Much like Rodger Baskerville, Selden has also found it necessary to flee England for South America. But as it turns out, the relatives of both the Baskervilles and the Barrymores will remain at the moor and die there.

Watson is also concerned about the other man on the moor. He is incorrect however in his statement that “[a] stranger then is still dogging us, just as a stranger dogged us in London.” He finds out the identity of the man at the end of the next chapter, and it is actually almost the reverse situation now (the suspect was watching Baskerville and Holmes and now Holmes is watching the suspect and Baskerville).


CHAPTER ELEVEN:
The Man on the Tor


Summary


Watson tells Sir Henry about the identity of L.L. as Mrs. Laura Lyons and invites him along to pay her a visit, but, in the interest of not intimidating her, they decide that after all it would be best if he went unaccompanied. The woman, whom Watson describes as a flawed beauty, is on her guard just the same when he arrives. It is only after repeated questions that leave her with little alternative to telling the truth, that she admits to writing the letter.

Sir Charles had already become familiar with her situation through the sympathetic Stapleton and she believed that if she was able to talk to him directly, he would help her in getting her freedom from her husband. The matter became more pressing at the news of the baronet’s soon departure for London; hence, the late hour. Mrs. Lyons is however quite insistent that she did not go to meet him at the appointed time, claiming that she received the help she needed from someone else before it.

On his way back to the Hall, Watson is stopped by Frankland, who asks him to go inside and celebrate with him; he has just had two cases decided in his favor (notably, of contradictory interpretations of property rights). Watson accepts the invite, as a chance to send off the wagonette and driver, to carry out his investigations on the moor in secret.

Frankland unwittingly helps him further in this cause. By playing down his interest, Watson finds out from the old man that a boy carrying food goes to a place just beyond the Black Tor (a tor is defined as a “high, rocky hill”). They even see him doing so through the telescope. Frankland is incorrect in believing that the food is going to the convict, but regardless he will not report his discovery to the authorities, who he feels have not done enough to stop the protests in the streets against him.

After getting away from Frankland, Watson goes looking for the mysterious man’s hideout, finding it between the hills in an ancient house with its roof mostly intact. Watson tosses away his cigarette, takes hold of his revolver, and walks in. The man is not in but his belongings are there, including the package that the boy has just brought him.
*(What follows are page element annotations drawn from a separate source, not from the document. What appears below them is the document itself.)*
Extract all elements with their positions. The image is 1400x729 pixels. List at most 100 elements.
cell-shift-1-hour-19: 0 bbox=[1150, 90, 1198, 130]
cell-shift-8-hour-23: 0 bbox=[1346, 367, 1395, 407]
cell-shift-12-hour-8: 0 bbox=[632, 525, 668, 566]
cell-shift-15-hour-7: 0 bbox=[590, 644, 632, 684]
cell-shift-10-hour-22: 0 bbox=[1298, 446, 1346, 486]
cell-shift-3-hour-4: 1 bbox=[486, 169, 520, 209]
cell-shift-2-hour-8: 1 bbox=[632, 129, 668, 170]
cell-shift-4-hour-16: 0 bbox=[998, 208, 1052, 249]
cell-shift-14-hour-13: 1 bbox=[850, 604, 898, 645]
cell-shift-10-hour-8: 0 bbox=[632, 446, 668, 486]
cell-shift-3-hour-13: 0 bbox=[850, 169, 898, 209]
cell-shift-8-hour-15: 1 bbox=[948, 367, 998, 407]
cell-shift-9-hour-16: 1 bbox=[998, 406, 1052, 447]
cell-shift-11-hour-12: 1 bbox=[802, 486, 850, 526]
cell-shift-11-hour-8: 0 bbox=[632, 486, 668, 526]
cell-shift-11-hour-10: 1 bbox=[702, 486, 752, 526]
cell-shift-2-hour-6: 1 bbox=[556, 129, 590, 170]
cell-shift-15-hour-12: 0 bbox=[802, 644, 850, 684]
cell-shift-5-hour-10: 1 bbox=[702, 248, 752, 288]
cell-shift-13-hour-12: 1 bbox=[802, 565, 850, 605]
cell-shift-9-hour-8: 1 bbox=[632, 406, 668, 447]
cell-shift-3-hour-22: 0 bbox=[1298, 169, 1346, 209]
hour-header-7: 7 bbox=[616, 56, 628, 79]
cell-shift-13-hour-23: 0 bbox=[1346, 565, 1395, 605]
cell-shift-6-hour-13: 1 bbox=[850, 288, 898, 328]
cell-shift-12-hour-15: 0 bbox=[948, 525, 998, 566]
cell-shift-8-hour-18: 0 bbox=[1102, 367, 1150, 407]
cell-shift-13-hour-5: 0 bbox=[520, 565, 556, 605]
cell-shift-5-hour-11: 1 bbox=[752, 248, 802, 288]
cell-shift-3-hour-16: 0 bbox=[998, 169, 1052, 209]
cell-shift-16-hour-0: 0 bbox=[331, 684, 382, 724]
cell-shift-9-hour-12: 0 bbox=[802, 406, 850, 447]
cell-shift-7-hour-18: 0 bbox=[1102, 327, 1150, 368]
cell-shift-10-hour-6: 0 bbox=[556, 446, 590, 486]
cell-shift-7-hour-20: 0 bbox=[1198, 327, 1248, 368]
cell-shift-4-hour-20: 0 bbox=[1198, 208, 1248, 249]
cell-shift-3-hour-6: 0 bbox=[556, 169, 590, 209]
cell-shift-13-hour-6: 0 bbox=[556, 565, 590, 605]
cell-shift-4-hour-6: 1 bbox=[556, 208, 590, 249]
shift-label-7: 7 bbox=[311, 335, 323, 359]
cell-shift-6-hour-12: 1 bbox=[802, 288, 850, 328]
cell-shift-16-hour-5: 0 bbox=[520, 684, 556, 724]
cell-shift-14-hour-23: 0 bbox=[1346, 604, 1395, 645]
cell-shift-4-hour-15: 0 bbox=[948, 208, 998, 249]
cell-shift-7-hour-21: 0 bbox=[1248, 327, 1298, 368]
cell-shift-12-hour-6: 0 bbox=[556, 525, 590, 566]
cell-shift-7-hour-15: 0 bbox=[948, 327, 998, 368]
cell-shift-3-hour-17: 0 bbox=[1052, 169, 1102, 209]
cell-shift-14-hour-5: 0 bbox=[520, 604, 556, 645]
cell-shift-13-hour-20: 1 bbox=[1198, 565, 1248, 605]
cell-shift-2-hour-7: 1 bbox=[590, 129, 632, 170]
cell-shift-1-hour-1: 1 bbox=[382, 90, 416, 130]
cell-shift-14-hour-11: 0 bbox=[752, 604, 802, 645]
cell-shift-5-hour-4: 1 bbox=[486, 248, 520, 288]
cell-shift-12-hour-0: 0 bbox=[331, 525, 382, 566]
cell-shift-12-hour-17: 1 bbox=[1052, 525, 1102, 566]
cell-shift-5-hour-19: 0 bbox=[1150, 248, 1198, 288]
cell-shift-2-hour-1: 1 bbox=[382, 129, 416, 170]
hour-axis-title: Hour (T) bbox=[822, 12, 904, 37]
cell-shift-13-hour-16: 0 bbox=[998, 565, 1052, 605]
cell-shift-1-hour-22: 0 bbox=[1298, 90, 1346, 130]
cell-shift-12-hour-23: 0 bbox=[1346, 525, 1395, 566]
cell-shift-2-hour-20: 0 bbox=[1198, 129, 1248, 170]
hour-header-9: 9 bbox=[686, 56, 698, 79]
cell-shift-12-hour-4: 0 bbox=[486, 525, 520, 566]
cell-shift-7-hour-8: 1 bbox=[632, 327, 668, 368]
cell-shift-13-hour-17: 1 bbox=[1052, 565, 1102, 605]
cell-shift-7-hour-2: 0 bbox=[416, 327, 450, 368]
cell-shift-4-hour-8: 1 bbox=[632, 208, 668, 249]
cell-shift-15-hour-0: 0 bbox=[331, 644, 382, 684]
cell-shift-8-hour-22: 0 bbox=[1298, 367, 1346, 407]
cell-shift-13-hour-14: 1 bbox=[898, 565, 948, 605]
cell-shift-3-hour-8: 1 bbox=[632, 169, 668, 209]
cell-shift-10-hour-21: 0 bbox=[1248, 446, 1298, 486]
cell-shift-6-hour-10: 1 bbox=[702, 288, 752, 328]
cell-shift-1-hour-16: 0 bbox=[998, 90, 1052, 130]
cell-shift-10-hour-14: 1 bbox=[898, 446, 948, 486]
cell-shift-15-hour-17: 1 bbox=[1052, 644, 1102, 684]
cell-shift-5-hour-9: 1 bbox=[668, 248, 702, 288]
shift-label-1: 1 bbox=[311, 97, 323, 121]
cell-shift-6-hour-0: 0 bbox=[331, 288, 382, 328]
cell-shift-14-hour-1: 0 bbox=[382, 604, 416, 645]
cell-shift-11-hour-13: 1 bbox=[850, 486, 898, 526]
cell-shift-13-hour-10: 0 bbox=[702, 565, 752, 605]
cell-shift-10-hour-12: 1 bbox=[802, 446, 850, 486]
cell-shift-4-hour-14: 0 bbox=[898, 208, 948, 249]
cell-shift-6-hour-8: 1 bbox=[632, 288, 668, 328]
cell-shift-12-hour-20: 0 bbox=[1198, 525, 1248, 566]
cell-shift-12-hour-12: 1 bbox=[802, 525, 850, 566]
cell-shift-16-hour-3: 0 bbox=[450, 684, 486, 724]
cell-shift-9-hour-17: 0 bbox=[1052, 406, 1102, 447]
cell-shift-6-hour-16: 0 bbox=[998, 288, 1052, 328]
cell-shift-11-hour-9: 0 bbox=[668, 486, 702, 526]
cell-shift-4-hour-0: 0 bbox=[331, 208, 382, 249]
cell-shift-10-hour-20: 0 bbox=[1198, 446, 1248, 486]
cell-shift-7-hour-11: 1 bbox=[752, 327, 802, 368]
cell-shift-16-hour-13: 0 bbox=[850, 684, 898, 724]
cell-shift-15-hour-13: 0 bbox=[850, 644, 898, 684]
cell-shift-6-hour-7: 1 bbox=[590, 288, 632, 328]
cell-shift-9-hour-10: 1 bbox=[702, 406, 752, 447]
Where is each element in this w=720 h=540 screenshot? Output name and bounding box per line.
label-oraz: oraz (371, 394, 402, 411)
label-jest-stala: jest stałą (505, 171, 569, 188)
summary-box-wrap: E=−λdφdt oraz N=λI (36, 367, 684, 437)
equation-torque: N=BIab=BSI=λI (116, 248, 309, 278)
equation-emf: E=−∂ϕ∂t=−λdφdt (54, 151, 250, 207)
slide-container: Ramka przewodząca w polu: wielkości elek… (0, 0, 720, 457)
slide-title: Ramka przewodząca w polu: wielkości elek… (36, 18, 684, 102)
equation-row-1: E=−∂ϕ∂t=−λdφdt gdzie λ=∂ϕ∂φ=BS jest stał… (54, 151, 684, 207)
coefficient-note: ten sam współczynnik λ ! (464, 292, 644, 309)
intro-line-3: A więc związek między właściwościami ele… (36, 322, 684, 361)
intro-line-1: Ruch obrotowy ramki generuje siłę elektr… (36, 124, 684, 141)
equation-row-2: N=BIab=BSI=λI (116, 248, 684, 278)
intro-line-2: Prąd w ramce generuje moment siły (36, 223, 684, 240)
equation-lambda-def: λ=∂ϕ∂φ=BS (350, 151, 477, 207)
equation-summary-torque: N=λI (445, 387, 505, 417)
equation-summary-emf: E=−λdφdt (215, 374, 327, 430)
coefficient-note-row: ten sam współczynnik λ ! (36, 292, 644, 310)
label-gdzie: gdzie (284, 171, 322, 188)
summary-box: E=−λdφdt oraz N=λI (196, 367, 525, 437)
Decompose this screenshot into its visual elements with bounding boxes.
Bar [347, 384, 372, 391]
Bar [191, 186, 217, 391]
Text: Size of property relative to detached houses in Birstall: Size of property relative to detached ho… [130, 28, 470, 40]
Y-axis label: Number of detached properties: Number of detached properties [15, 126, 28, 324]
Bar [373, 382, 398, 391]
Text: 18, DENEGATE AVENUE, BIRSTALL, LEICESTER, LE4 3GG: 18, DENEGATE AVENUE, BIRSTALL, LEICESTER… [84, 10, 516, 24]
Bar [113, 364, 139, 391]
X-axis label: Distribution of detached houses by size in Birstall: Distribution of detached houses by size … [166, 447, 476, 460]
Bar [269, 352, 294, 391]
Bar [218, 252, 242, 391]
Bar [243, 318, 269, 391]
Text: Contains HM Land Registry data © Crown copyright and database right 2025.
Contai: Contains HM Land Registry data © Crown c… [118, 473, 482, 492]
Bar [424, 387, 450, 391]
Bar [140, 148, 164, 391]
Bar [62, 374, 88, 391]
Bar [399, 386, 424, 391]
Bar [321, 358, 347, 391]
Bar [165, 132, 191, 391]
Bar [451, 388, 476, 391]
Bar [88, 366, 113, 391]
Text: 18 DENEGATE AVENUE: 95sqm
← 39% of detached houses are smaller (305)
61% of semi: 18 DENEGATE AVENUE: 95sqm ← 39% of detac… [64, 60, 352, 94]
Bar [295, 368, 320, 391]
There is a note as well, briefly reporting on Watson’s activities for the day.

Watson waits in the ancient house for him to return. He hears steps, which stop for a moment, and then the figure of the man, a man Watson knows quite well, appears in the doorway.


Notes


The sympathies of readers are generally focused on Mrs. Lyons, as the victim of a marriage which has bound her to a man she hates. This view is difficult to challenge, since Mr. Lyons is absent from the story, but there is little reason not to accept it. British law would have favored the man and she would have had considerable difficulty in obtaining a divorce at the time. This is one example of how fiction and reality are intermingled within the work; reform of such laws was one of the many issues that Sir Arthur Conan Doyle advocated. The character of Mr. Frankland, with his extreme litigiousness, could also be a statement by the author about the system itself, which decided the cases with such obvious differing opinion.

Watson’s writings on how he will catch the man that so alluded Holmes in London is a nice twist in the story. In Chapter 5, the cabman tells the detective and assistant that the man said his name was Mr. Sherlock Holmes. Watson does not track down that man, but he does find the actual Holmes.